Il aura fallu environ 65 heures de travail à l’artiste pour parvenir au résultat final. Plutôt réussi, non? | GerhardPetzl.com
On aurait pu tenter de le cacher le week-end dernier, avec les autres œufs, dans l’herbe ou derrière un arbre. Mais avec son mètre de haut et ses 70 cm de large, il n’aurait pas tenu une seconde avant d’être repéré. Sans compter qu’avant ça, ses 32 kilos auraient eu raison de nos lombaires. Ce n’est du reste pas pour rien que son concepteur Gerhard Petzl a fait le choix de le déplacer à l’aide d’un chariot lorsqu’il est allé prendre la photo ci-dessous aux abords du Château de La Tour-de-Peilz.
«Les gens m’ont souri quand ils m’ont vu passer dans la rue», s’amuse encore cet artiste plasticien d’origine autrichienne, qui façonne tant le bronze, l’aluminium, que la pierre ou le bois. Et sans oublier bien sûr, le chocolat. C’est d’ailleurs en travaillant et en sculptant cette matière qu’il s’est illustré à l’international au cours des dernières décennies, brillant dans de nombreuses compétitions.
Parmi ses hauts faits, on citera la réalisation d’une chambre complète en chocolat – une tonne et demie – pour un musée de Halle en Allemagne en 2017. Ou la construction, à Hong Kong, d’une table de banquet de cinq mètres de long entièrement comestible, chandeliers compris. Plus proche de chez nous, on lui doit aussi la création d’un cœur chocolaté de 200 kilos à la Maison Cailler de Broc, à l’occasion du bicentenaire de la célèbre enseigne en 2019.
À faire livrer en Océanie
Le superlatif, il adore. Et c’est dans une autre aventure que le quinquagénaire s’est vu entraîner ces dernières semaines. «J’ai reçu une demande d’un client australien qui souhaitait un œuf en chocolat XXL», explique le Boéland d’adoption. «J’ai proposé un œuf uniquement décoratif, nappé de chocolat à l’extérieur, mais non comestible à l’intérieur. Car l’expédition vers l’Australie est très risquée en termes de casse ou de dommages.»

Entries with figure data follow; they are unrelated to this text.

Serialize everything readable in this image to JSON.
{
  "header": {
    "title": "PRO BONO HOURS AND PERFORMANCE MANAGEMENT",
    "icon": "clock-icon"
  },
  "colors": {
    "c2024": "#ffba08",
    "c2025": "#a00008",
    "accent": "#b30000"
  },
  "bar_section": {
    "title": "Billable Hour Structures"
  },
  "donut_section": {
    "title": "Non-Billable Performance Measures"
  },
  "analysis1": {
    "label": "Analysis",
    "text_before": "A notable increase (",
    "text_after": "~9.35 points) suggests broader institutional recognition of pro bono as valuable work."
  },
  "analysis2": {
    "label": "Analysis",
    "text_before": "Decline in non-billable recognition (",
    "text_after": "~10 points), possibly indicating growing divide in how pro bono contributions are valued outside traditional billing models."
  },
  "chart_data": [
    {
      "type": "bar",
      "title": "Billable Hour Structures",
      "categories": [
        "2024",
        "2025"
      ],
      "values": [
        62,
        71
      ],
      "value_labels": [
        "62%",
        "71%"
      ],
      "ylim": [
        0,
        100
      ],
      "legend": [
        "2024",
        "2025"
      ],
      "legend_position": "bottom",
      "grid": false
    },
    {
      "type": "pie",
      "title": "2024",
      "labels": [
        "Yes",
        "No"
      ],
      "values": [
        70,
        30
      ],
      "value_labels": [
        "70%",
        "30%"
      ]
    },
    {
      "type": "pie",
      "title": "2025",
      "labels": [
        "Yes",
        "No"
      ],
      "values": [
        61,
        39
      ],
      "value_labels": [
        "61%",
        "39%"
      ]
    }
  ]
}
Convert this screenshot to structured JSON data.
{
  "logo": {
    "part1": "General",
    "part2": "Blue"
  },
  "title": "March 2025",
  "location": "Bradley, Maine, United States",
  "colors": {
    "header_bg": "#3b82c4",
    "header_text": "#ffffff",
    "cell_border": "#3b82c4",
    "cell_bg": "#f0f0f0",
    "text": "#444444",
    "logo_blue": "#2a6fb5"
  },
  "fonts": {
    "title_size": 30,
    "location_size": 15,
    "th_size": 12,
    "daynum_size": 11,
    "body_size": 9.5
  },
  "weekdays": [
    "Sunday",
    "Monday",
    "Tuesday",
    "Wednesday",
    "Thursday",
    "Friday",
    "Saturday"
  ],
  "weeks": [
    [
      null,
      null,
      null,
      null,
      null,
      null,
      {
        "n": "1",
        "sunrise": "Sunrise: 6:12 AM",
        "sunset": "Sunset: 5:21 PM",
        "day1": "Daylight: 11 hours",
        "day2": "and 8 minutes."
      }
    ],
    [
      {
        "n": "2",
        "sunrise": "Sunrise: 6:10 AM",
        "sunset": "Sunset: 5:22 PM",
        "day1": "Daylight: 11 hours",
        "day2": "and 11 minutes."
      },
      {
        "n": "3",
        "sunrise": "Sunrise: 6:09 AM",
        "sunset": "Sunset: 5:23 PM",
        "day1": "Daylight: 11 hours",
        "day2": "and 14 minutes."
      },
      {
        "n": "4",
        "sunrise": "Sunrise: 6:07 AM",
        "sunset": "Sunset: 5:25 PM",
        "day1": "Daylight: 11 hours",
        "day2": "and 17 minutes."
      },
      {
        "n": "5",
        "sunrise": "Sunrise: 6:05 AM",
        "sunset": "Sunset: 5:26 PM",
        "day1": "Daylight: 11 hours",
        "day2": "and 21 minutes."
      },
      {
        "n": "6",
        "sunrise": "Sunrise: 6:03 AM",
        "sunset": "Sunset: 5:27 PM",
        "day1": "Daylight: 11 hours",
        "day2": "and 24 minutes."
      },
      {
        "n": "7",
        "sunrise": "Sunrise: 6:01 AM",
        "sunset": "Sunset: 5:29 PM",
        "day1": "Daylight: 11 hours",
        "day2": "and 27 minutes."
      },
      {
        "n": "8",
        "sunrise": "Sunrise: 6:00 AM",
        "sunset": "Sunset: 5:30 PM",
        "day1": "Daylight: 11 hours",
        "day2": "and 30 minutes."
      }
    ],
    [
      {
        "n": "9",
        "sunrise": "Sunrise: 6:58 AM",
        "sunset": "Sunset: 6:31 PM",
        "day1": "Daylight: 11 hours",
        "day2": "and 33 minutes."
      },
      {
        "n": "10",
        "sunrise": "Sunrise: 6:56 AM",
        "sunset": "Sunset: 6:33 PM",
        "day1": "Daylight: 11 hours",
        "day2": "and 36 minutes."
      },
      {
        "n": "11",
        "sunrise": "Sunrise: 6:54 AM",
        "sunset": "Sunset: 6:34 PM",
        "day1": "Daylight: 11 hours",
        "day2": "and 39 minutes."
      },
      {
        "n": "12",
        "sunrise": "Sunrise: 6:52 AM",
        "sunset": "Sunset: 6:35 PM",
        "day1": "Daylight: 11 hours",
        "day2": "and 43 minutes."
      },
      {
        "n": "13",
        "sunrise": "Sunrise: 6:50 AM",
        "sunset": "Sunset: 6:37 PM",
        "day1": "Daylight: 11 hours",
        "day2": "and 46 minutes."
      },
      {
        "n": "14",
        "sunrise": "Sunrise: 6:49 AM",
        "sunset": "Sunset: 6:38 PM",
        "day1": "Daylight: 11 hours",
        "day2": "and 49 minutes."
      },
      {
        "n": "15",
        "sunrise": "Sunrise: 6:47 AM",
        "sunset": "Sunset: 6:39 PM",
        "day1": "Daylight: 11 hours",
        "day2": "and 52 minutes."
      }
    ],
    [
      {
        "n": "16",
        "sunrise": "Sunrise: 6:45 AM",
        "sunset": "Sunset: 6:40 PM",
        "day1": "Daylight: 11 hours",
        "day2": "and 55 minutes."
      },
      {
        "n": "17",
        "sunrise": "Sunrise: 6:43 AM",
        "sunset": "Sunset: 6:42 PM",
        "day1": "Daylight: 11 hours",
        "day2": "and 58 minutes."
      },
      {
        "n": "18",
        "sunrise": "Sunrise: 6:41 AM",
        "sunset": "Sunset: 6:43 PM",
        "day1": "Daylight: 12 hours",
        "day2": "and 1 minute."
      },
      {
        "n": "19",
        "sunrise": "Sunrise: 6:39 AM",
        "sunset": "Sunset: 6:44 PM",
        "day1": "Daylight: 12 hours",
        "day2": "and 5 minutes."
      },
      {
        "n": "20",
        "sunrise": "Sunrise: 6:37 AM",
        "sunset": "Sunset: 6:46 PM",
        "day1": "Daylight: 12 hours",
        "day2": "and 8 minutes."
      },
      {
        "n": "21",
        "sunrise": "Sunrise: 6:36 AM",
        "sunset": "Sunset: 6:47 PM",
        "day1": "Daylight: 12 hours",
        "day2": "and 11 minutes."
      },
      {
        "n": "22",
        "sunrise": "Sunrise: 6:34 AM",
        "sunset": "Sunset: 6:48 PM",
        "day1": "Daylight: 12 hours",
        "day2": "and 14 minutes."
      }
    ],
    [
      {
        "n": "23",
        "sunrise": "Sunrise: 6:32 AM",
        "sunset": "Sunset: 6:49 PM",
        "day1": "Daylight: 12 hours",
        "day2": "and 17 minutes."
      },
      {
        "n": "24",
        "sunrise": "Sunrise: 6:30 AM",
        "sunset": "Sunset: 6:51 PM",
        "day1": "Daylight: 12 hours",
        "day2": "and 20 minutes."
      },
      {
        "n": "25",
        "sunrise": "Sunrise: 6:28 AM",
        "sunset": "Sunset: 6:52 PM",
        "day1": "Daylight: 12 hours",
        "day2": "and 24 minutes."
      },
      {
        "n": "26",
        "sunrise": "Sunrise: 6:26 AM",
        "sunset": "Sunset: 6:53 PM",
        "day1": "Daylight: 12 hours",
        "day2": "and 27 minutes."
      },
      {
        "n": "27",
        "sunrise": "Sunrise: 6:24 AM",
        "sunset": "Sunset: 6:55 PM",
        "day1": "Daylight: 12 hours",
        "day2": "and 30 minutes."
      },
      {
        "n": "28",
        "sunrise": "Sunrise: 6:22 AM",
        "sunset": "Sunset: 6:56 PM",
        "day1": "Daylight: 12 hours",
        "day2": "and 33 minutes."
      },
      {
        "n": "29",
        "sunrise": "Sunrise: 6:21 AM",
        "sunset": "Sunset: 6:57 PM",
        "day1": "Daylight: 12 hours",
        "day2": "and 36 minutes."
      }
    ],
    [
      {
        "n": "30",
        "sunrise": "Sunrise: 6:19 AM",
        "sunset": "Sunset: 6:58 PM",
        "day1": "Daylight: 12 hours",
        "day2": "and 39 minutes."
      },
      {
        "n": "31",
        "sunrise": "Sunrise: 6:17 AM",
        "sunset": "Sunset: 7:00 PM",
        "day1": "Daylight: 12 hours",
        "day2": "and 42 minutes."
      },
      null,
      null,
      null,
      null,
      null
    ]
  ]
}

Alors qu’il planche sur le graphisme, Gerhard Petzl reçoit une nouvelle requête: son client demande que l’œuvre soit envoyée directement en Nouvelle-Zélande. «Étant donné que ce pays possède l’une des législations douanières les plus strictes au monde en matière d’importation, il m’était impossible de faire livrer cet œuf dans le délai imparti», relate-t-il. Le sculpteur abandonne donc l’idée d’utiliser du chocolat et se lance le défi de recréer le délicieux matériau à l’identique.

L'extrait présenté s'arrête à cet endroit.